As an aside... some agencies do have stricter medical guidelines. An instructor in the UK, has to have a full commercial medical. Any recreational diver in a UK armed forces club has to have a full medical, including chest x-ray and lung function test. It's just a case of safety before profit....
 
Guys thanks for the replies and I have been reading each and everyone of them. I also did not mean to stir up a heated debate among the members of this board. You all seem very informed and have been giving me some good insight on the issue at hand.

I also want to just clear something up. The doctor I saw who did the scuba physical is not my primary care physician.

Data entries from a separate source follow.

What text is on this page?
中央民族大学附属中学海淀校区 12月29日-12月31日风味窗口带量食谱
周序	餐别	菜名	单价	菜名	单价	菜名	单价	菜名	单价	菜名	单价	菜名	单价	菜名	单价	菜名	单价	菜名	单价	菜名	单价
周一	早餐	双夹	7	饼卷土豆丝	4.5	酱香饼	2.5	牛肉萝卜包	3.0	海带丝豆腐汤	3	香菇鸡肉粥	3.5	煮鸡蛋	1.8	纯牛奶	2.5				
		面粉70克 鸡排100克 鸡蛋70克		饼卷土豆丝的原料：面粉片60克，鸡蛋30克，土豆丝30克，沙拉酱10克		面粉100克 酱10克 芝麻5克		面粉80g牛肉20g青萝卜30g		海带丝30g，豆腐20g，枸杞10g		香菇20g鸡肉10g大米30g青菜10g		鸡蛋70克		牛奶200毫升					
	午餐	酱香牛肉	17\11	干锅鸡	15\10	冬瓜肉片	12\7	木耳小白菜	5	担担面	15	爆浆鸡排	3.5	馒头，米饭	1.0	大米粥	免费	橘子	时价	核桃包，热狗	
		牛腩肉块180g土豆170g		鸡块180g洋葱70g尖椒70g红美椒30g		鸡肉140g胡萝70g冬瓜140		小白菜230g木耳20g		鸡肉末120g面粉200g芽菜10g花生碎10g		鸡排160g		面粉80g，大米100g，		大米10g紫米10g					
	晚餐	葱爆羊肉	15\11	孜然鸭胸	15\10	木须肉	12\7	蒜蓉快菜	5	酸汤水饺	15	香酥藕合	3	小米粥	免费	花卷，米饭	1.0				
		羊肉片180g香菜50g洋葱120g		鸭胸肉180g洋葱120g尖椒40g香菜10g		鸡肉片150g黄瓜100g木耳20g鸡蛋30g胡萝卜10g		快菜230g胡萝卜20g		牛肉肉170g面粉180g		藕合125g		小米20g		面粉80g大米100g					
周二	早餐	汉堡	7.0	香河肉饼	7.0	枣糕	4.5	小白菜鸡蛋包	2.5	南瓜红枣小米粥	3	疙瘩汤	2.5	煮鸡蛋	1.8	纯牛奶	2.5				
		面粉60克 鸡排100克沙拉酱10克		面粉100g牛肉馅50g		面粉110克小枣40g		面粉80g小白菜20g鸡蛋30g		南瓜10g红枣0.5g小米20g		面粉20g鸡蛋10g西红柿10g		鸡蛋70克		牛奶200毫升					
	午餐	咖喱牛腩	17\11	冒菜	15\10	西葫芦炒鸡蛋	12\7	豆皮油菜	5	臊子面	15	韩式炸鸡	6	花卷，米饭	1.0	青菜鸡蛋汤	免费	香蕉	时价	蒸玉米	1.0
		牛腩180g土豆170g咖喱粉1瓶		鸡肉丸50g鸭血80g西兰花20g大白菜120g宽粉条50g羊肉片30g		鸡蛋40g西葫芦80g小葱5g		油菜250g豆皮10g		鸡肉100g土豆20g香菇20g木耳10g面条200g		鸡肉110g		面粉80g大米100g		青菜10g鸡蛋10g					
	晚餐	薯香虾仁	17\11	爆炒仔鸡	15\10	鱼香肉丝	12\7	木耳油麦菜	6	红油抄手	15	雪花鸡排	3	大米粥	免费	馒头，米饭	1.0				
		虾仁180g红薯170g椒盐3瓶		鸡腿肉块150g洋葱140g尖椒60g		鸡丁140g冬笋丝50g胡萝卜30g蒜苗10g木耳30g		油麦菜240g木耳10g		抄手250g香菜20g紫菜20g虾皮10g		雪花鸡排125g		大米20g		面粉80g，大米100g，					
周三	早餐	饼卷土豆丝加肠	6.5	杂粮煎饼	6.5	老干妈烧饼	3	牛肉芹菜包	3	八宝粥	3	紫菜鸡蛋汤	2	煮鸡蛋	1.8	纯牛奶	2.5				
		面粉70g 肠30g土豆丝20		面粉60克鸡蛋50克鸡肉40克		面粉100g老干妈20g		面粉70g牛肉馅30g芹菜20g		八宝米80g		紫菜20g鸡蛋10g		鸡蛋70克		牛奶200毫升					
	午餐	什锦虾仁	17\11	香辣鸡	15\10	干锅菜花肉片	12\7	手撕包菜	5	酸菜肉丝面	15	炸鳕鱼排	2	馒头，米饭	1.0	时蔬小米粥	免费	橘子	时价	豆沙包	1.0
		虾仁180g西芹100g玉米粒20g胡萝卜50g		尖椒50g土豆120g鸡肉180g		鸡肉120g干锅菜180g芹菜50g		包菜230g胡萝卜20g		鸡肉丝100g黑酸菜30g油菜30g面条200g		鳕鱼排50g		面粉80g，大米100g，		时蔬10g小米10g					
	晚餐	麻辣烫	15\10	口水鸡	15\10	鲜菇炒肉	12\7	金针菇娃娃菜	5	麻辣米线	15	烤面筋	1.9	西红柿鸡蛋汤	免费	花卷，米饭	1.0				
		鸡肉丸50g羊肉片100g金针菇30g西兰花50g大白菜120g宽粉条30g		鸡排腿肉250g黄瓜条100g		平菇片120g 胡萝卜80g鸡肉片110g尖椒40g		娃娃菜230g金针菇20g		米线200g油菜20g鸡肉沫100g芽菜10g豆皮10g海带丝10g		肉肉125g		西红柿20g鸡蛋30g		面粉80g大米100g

He is a hyperbaric doctor who works at a wound and healing center at a hospital, and I found him from calling the DAN network.

Also when I first talked to him, almost a year ago, he flat out told me on the phone that chances are he will not clear me for the sole fact that i have asthma.

So even with him saying all of this, I did all of the prerequesite tests which involved going to see 4 different doctors/places before I even went to see him, which was a good 45 minutes away from where I live.

So I definitely did my due diligence and I did not simply go to my PCP and ask him for his opinion on this, I have been very throrough on this whole process.

I just wanted to clarify that because from reading some posts it seemed that some may have been confused a little bit.

Also the fact that he called me the following day, after calling another doctor to discuss my situation, to let me know that he WOULD medically clear me if I were to take a pulmonary test when I get back and have slightly better readings on my lower lung functionality also makes me feel even better about my current situation.

And on another side note, I read some comments about him taking my money. Well just to let you all know, he ended up doing this free of charge because he did not do the actual physical examination on me. When I was leaving he was walking with me and talking with me and I said "do I have to check out?" and he said that I did not, and then I heard him turn to the secretary and tell her "No charge him because I didn't have to do the physical examination aspect of the test".

So it definitely was not about him getting money, and I was there over an hour.